I don’t have proof of this, I mean there is no scientific evidence about what I am about to say, but I think it’s true:
The hour before you attend church is like the devil’s Super Bowl.
Seriously, that is a golden hour for him, 60 minutes where he rolls up the sleeves of his Armani suit (Admit it, you thought the devil wore Prada) and he gets the job done like Big Daddy Kane. (80s rap reference and Meryl Streep movie nod in the same sentence? What!)
I am assuming his goal is to get you distracted and angry and all poisonous before you have a chance to connect with God during the worship service. So he just wrecks your morning and gets you in some squabble with your spouse or a roommate.
But maybe that’s never happened to you. If not, here’s how it usually goes down.
1. Someone sleeps in.
Really? On a Sunday? We’ve been going to church at the same time for three years and now you’re going to act surprised that we have to be out the door by 8:15? Seriously? Not today Mark, not today!
2. Someone finishes all the milk/cereal/coffee.

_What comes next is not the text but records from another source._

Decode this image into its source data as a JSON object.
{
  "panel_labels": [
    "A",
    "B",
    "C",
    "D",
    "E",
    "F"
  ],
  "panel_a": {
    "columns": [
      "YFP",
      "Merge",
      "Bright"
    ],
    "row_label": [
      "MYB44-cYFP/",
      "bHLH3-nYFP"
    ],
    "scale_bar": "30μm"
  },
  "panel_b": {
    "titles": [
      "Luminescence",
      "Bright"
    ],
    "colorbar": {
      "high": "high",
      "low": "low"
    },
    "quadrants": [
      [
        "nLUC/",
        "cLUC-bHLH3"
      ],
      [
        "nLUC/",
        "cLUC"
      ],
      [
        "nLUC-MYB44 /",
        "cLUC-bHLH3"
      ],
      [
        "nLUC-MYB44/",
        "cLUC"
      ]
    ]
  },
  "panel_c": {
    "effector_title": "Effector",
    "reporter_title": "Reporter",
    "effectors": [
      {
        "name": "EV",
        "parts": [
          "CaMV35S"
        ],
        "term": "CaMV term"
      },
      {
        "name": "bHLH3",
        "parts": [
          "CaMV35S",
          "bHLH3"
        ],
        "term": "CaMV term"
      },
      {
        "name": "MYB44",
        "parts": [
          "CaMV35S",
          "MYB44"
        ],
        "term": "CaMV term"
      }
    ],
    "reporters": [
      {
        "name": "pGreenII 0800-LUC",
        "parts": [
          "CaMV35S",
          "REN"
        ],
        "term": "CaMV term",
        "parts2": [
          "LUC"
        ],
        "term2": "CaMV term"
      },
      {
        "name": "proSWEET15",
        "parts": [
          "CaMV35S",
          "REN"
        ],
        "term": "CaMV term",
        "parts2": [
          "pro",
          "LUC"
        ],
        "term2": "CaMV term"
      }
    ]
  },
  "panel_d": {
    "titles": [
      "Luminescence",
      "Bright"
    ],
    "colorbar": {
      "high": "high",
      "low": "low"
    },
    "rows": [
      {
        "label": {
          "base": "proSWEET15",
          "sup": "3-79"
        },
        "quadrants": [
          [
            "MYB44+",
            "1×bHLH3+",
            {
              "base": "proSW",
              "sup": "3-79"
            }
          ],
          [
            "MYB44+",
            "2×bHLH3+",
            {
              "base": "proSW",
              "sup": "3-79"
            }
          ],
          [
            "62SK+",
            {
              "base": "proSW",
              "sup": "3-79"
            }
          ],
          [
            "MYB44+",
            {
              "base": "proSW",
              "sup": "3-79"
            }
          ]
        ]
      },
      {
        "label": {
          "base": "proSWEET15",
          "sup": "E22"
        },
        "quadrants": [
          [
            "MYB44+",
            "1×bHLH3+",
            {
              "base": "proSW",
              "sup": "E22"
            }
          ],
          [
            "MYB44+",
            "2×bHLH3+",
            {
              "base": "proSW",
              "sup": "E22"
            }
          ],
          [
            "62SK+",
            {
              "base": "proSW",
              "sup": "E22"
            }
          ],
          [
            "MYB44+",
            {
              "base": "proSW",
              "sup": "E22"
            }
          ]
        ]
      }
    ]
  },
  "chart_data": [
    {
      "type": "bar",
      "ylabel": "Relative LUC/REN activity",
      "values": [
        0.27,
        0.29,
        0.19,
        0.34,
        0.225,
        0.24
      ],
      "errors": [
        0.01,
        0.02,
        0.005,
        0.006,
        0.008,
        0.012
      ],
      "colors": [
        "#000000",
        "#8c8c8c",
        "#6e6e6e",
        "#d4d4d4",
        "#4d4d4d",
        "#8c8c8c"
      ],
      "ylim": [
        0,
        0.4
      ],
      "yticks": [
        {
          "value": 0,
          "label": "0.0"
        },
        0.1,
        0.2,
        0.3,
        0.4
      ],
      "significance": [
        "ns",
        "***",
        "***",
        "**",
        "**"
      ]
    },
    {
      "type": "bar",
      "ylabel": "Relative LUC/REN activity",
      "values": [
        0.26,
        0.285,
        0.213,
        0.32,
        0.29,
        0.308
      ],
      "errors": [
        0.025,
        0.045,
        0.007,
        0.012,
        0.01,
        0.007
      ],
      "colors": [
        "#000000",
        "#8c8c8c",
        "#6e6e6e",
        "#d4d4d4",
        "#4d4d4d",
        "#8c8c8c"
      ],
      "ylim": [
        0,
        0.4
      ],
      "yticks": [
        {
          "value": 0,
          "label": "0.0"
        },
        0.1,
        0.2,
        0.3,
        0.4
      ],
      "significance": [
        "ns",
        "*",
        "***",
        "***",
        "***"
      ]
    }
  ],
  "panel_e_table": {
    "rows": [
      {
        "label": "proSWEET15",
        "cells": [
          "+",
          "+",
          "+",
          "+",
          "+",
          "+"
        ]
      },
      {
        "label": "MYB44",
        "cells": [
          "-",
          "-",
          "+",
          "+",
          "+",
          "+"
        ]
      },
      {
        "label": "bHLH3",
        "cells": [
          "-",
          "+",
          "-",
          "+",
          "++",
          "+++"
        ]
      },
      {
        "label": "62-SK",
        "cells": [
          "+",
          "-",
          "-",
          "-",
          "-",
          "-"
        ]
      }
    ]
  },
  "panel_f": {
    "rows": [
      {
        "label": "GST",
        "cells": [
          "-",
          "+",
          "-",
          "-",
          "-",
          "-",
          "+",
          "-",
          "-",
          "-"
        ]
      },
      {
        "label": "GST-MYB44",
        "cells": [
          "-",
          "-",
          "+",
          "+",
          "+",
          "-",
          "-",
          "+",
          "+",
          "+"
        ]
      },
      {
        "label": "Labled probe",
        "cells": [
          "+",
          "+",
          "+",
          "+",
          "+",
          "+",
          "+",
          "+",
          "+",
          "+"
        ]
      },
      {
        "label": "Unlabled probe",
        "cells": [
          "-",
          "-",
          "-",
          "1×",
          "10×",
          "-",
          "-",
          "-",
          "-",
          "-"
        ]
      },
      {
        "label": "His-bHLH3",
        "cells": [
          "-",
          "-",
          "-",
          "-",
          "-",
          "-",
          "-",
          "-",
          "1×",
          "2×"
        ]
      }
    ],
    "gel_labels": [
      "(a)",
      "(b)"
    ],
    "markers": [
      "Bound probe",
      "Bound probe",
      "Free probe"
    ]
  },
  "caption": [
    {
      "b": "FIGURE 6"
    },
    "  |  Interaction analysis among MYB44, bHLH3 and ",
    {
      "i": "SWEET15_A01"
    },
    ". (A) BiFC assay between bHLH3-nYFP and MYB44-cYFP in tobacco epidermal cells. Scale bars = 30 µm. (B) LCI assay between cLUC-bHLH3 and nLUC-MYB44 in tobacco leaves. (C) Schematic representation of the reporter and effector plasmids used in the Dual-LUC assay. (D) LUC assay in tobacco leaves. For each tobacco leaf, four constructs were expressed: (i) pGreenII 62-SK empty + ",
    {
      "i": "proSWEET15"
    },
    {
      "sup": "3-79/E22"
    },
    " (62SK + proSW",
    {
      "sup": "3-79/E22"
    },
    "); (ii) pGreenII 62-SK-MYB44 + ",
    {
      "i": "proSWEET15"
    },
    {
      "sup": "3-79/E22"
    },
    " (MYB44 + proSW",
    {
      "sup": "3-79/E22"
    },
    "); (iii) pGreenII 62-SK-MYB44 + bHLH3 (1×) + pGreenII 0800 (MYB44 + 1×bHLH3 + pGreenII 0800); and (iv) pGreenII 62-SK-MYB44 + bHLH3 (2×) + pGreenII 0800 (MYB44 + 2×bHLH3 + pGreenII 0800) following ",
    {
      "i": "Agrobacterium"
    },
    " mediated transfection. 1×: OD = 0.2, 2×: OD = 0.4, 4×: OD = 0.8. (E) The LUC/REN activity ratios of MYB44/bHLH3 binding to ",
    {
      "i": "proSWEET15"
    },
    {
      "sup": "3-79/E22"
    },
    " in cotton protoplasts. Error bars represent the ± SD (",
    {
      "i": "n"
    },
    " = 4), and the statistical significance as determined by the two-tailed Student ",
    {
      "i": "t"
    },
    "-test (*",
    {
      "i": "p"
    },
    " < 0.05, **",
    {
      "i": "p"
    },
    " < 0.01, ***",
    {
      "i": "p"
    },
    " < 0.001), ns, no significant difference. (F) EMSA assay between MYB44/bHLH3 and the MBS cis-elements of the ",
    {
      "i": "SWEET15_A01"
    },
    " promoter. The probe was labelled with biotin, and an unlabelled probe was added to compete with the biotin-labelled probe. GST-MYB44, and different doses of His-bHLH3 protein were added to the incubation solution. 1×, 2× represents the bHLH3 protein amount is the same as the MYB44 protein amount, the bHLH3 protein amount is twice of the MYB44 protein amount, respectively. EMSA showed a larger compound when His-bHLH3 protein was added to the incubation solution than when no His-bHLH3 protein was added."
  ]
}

Thanks, thanks for sharing. I can’t believe you. Classic, just classic. There’s no more coffee. We are out of coffee and I am going to temporarily forget that we will pass literally 4 different Starbucks retail locations on our way to church cause I want to stay mad right now. Way to go Nancy!
3. Someone gets engaged in the Internet.
Are you checking fantasy football stats right now? Are you switching out players for your games today? Really? I’m going to miss church so you can sit Ben Roethlisberger? He was suspended four months ago. This moment, of all the possible moments in the day, as we get ready to leave for church, is when you decided to make the update?
4. Your kids refuse to put their shoes on.
Are you going to help? Don’t you disappear for 7 minutes brushing your teeth while I try to manhandle both kids into the car. You get one. We’re playing man to man defense now. Back when we had one kid, sure we could run a zone defense but those days are over. Get over here and help! (Sassmouth comedian Louis C.K. says that if an adult friend of ours ever made us miss a movie because they refused to put their shoes on we would think that friend is a jerk. So true.)
5. Someone cuts you off on the way to church.
You may call it a “1997 Toyota Corolla,” but I see that car that just cut me off as it really is, a hellhound. A vehicular villain sent from the very belly of Mordor to throw me off my game as I drive to church. Away with you!
Again, if this has never happened to you, kudos. But if it has, tell us about it.
Have you ever had a fight before church with your spouse or roommate?